Alfandi terkekeh dengan ucapanya sendiri. Rasanya hari ini ia begitu merindukan gadis itu. Rindu mendengar teriakannya. Ia suka melihat bola mata almon Rivana saat berubah melebar ketika marah dan mengecil ketika ia tertawa. Ya, dia menyukai apa yang di miliki gadis itu. Sungguh! Apa lagi jari-jarinya yang kurus.

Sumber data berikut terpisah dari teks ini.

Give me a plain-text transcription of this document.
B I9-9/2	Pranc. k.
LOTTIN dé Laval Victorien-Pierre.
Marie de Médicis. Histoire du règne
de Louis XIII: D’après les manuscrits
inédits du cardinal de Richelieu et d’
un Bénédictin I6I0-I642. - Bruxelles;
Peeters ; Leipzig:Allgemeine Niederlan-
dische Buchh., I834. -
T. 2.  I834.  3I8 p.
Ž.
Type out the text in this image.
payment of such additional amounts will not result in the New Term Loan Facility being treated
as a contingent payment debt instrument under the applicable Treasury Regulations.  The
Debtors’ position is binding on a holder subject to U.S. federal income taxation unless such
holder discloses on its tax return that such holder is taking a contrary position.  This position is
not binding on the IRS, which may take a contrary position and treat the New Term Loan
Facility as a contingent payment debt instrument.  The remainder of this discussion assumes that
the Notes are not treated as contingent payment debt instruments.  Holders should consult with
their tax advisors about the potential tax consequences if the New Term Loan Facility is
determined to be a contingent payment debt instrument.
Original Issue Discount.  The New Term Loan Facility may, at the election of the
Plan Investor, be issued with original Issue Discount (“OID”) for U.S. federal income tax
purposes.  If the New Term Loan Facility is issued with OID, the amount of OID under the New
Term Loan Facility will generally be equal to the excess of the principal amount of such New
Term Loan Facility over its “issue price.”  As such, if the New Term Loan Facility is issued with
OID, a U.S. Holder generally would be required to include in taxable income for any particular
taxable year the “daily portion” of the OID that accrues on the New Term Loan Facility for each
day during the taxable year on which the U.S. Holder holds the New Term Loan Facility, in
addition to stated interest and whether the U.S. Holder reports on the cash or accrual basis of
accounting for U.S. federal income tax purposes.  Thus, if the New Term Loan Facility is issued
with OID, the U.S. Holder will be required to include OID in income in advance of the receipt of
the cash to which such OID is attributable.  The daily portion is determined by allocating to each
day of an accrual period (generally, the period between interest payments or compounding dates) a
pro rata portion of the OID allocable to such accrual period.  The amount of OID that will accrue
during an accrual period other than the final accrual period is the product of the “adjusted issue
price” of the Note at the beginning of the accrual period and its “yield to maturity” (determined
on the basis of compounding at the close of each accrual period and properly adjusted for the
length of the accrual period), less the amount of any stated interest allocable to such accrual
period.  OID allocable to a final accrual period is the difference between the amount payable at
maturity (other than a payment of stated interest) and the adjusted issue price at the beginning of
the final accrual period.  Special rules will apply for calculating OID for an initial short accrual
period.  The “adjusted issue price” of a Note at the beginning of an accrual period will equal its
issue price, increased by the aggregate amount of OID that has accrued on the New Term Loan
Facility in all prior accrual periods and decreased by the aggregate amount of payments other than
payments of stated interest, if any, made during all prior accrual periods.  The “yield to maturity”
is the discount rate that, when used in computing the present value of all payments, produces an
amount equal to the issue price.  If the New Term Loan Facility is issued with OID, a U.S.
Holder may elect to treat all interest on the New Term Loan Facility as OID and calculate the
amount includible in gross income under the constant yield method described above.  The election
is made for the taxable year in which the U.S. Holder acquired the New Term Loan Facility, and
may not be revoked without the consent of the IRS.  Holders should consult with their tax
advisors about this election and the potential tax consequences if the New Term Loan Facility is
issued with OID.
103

Tidak lama seorang gadis memakai jaket cokelat berbulu, rambutnya dikuncir ke atas. Tampak keluar dari pintu besi dan berjalan menelusuri trotoar. Seketika itu Alfandi kalang kabut sendiri, ia ketakutan jika Rivana mengetahui persembunyiannya. Itu juga berhubungan dengan harga dirinya nanti. Tapi berutung Rivana tidak menemukan ia sedang membuntutinya pagi ini.
Alfandi mempercepatkan langkah, untuk menyapa gadis itu. Apa salahnya dia berubah sikap menjadi sedikit manis dan ramah. Ya, mungkin ini saatnya untuk menunjukan perasaan sedikit demi sedikit. Tapi langkahnya terhenti setelah melihat sosok pria lain lebih dulu mendekati Rivana.
"Daniel Tronton!" gumam Al menahan amarah.
Berani sekali si rambut kakek kakek itu mendahuluinya. Damn damn damn! Lihatlah, apa yang sedang ia lakukan. Si rambut albino sedang menggoda pujaannya. Membuat gadisnya terlihat malu-malu. Brengsek!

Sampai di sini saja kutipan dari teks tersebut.